Dzhokhar was back now. “We both have guns,” Tamerlan said, though Danny had not seen a second weapon. He overheard them speak in a foreign language — “Manhattan” the only intelligible word to him — and then ask in English if Danny’s car could be driven out of state. “What do you mean?” Danny said, confused. “Like New York,” one brother said.
They continued west on Route 20, in the direction of Interstate 95, passing a police station. Danny imagined dropping and rolling from the moving car.
The tank nearly empty, they stopped at a gas station, but the pumps were closed.
Doubling back, they returned to the Watertown neighborhood and grabbed a few more things from the parked car, but nothing from the trunk. They put on an instrumental CD that sounded to Danny like a call to prayer.
Suddenly, Danny’s iPhone buzzed. A text from his roommate, wondering in Chinese where he was. Barking at Danny for instructions, Tamerlan used an English-to-Chinese app to text a clunky reply. “I am sick. I am sleeping in a friend’s place tonight.” In a moment, another text, then a call. No one answered. Seconds later, the phone rang again.
“If you say a single word in Chinese, I will kill you right now,” Tamerlan said. Danny understood. His roommate’s boyfriend was on the other end, speaking Mandarin. “I’m sleeping in my friend’s home tonight,” Danny replied in English. “I have to go.”
“Good boy,” Tamerlan said. “Good job.”
The SUV headed for a gas station. Dzhokhar went to fill up using Danny’s credit card, but quickly knocked on the window. “Cash only,” he said. Tamerlan peeled off $50.

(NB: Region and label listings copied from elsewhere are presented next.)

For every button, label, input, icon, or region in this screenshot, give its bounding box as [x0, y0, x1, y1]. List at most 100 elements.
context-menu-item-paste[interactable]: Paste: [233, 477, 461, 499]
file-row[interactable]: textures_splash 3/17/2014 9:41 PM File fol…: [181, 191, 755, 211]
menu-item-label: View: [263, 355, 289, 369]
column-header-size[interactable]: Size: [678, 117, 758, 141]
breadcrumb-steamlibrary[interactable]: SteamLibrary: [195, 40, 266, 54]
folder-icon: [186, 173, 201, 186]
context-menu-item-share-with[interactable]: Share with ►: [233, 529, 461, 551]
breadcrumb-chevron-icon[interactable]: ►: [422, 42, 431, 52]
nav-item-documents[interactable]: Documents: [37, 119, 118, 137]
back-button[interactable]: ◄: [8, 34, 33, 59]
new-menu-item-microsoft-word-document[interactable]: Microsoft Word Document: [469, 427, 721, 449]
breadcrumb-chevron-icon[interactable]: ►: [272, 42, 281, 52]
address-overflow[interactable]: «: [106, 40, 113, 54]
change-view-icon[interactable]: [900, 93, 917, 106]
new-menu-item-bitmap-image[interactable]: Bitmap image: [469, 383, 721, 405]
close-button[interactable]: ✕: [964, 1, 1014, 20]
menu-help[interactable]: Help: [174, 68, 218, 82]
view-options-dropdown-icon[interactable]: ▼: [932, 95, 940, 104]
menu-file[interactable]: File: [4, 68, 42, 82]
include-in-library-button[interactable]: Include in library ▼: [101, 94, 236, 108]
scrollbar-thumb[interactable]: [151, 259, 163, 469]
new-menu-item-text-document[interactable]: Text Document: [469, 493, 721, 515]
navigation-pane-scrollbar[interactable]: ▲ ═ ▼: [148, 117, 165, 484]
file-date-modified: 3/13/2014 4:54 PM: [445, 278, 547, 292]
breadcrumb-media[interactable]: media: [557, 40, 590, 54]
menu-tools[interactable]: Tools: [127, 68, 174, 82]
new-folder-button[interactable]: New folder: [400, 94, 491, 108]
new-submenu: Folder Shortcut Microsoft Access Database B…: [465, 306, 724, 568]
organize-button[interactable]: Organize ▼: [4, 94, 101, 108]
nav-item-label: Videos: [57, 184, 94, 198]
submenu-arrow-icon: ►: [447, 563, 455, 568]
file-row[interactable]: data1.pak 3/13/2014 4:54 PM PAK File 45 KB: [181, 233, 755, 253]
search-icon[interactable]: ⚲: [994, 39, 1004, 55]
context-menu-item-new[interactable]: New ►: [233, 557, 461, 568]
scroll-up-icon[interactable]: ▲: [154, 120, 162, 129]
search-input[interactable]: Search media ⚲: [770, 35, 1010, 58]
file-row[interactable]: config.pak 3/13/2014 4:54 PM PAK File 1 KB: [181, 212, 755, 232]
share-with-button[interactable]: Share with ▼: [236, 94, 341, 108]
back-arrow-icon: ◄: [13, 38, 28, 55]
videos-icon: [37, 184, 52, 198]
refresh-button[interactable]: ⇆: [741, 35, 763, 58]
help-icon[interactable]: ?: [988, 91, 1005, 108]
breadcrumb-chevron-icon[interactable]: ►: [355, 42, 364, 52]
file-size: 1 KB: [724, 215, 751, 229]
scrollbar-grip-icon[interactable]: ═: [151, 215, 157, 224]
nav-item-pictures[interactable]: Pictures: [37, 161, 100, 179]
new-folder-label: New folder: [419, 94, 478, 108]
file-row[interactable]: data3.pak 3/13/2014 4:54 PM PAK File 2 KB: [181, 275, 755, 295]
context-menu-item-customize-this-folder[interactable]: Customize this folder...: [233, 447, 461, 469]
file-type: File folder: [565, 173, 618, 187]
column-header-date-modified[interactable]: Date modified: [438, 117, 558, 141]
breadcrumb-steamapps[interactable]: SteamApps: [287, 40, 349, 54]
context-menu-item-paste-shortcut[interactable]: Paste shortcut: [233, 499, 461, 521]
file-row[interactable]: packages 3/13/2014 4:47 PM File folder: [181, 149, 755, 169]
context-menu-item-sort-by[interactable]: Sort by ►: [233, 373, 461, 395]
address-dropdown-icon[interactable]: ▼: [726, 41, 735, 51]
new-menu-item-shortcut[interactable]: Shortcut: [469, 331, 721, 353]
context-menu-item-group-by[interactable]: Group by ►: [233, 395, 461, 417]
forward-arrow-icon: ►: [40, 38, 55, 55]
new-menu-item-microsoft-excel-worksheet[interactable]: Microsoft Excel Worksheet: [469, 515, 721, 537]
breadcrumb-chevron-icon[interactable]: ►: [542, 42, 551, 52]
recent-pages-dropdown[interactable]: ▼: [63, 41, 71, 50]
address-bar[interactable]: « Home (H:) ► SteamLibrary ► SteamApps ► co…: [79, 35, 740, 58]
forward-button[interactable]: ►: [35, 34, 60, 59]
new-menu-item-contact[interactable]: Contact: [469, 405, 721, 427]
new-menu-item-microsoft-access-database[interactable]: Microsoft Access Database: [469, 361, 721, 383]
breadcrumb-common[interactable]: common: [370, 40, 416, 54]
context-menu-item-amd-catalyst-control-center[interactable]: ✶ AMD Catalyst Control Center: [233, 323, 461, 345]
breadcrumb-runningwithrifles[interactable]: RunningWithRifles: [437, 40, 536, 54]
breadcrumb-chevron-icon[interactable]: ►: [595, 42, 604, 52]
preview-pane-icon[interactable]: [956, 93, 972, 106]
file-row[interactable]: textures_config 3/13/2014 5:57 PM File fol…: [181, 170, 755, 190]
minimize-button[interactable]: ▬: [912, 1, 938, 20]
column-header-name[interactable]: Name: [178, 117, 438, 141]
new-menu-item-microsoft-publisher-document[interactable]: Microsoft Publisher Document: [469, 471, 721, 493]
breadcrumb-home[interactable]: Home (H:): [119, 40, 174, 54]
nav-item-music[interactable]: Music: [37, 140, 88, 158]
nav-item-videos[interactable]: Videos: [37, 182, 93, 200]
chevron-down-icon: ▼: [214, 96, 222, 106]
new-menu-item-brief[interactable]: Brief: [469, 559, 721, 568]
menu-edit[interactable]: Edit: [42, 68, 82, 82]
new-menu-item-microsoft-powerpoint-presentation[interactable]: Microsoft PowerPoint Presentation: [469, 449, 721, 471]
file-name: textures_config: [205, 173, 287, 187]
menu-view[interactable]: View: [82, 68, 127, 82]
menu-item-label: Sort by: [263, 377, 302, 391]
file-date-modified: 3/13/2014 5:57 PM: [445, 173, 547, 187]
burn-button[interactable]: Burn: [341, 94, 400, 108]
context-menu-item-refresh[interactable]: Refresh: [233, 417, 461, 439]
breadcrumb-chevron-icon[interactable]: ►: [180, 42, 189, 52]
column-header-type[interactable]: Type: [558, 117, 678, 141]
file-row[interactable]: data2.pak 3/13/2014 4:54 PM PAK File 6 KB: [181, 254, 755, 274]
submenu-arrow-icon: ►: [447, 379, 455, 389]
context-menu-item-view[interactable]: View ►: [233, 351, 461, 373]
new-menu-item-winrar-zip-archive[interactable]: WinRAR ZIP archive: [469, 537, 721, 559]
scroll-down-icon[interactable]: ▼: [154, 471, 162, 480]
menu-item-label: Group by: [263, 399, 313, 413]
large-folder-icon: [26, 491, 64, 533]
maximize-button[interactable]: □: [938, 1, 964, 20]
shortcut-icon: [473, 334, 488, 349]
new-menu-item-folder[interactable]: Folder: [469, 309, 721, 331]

Danny watched Dzhokhar head to the store, struggling to decide if this was his moment — until he stopped thinking about it, and let reflexes kick in.
“I was thinking I must do two things: unfasten my seat belt and open the door and jump out as quick as I can. If I didn’t make it, he would kill me right out, he would kill me right away,” Danny said. “I just did it. I did it very fast, using my left hand and right hand simultaneously to open the door, unfasten my seat belt, jump out … and go.”
Danny sprinted between the passenger side of the Mercedes and the pumps and darted into the street, not looking back, drawn to the Mobil station’s lights. “I didn’t know if it was open or not,” he said. “In that moment, I prayed.”
Safe at last
The brothers took off. The clerk, after brief confusion, dialed 911 on a portable phone, bringing it to Danny in the storeroom. The dispatcher told him to take a deep breath. The officers, arriving in minutes, took his story, with Danny noting the car could be tracked by his iPhone and by a Mercedes satellite system, mbrace.
After an hour or more — as the shootout and manhunt erupted in Watertown — police brought Danny to Watertown for a “drive-by lineup,” studying faces of detained suspects in the street from the safety of a cruiser. He recognized none of them. He spent the night talking to police and the FBI.
“I think, Tamerlan is dead, I feel good, obviously safer. But the younger brother — I don’t know,” Danny recalled thinking, wondering if Dzhokhar would come looking for him. But the police knew the wallet and registration were still in the bullet-riddled Mercedes, and that a wounded Dzhokhar had probably not gotten far. That night, they found him in a boat.
When news of the capture broke, Danny’s roommate called to him from in front of the television. Danny was on the phone at the time, talking to the girl in New York.